When a conversation grows too long, use context compaction to summarize older messages while preserving key information.

response = client.messages.create(
    model="claude-sonnet-4-20250514",
    max_tokens=1024,
    messages=[
        {"role": "user", "content": "Let's review our conversation so far and compact it."}
    ],
    compaction=True
)

Token Counting

Always check token usage before sending large payloads. Use the token counting endpoint to estimate costs.

count = client.messages.count_tokens(
    model="claude-sonnet-4-20250514",
    messages=[
        {"role": "user", "content": "Hello, can you help me with..."}
    ]
)
print(f"Input tokens: {count.input_tokens}")

Files and Assets

Claude can process PDFs, images, and text files directly.

PDF Support

Upload PDFs for analysis, summarization, or question-answering.

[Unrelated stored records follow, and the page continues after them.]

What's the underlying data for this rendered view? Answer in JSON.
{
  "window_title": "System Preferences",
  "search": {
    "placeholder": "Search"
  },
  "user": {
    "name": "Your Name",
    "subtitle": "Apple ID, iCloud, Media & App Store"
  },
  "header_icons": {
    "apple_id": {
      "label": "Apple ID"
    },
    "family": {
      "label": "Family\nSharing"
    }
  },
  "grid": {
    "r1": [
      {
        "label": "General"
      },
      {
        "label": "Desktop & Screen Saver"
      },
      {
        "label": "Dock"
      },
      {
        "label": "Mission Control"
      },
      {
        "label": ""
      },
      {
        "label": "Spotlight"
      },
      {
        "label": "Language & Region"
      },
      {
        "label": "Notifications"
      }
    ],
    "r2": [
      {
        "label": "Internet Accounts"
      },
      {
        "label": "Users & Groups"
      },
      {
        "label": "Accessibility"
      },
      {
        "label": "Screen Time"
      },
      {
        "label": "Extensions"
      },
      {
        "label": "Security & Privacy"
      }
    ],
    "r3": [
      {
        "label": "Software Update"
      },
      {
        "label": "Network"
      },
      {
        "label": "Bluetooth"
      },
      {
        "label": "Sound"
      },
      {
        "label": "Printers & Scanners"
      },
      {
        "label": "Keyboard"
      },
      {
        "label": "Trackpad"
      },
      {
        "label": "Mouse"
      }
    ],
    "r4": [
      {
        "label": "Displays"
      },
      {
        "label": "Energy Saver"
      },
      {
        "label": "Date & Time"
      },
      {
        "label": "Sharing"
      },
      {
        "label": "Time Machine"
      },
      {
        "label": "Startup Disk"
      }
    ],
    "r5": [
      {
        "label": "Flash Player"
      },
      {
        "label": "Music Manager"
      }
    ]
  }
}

Claude extracts text and layout.

import base64
with open("report.pdf", "rb") as f:
    pdf_data = base64.b64encode(f.read()).decode("utf-8")
response = client.messages.create(
    model="claude-sonnet-4-20250514",
    max_tokens=1024,
    messages=[
        {
            "role": "user",
            "content": [
                {
                    "type": "document",
                    "source": {
                        "type": "base64",
                        "media_type": "application/pdf",
                        "data": pdf_data
                    }
                },
                {
                    "type": "text",
                    "text": "Summarize this report."
                }
            ]
        }
    ]
)
print(response.content[0].text)

Images and Vision

Claude can analyze images for object detection, OCR, or visual reasoning.

with open("chart.png", "rb") as f:
    image_data = base64.b64encode(f.read()).decode("utf-8")
response = client.messages.create(
    model="claude-sonnet-4-20250514",
    max_tokens=1024,
    messages=[
        {
            "role": "user",
            "content": [
                {
                    "type": "image",
                    "source": {
                        "type": "base64",
                        "media_type": "image/png",
                        "data": image_data
                    }
                },
                {
                    "type": "text",
                    "text": "What does this chart show?"
                }
            ]
        }
    ]
)

Best Practices for Production

Start with model capabilities – master thinking, citations, and batch before adding tools.
Use prompt caching for system prompts and large context to reduce costs by up to 90%.
Monitor token usage with the counting endpoint to avoid surprises.
Enable parallel tool calls when Claude needs multiple pieces of information.
Use batch processing for non-urgent, high-volume tasks to save 50%.

Key Takeaways

Claude’s API is organized into five areas: model capabilities, tools, tool infrastructure, context management, and files.
Adaptive thinking lets Claude dynamically allocate reasoning depth – use effort to control it.
Batch processing cuts costs by 50% for asynchronous workloads.
Prompt caching and context compaction keep long sessions efficient and affordable.
Tools like web search and code execution let Claude take real-world actions, and parallel tool calls reduce latency.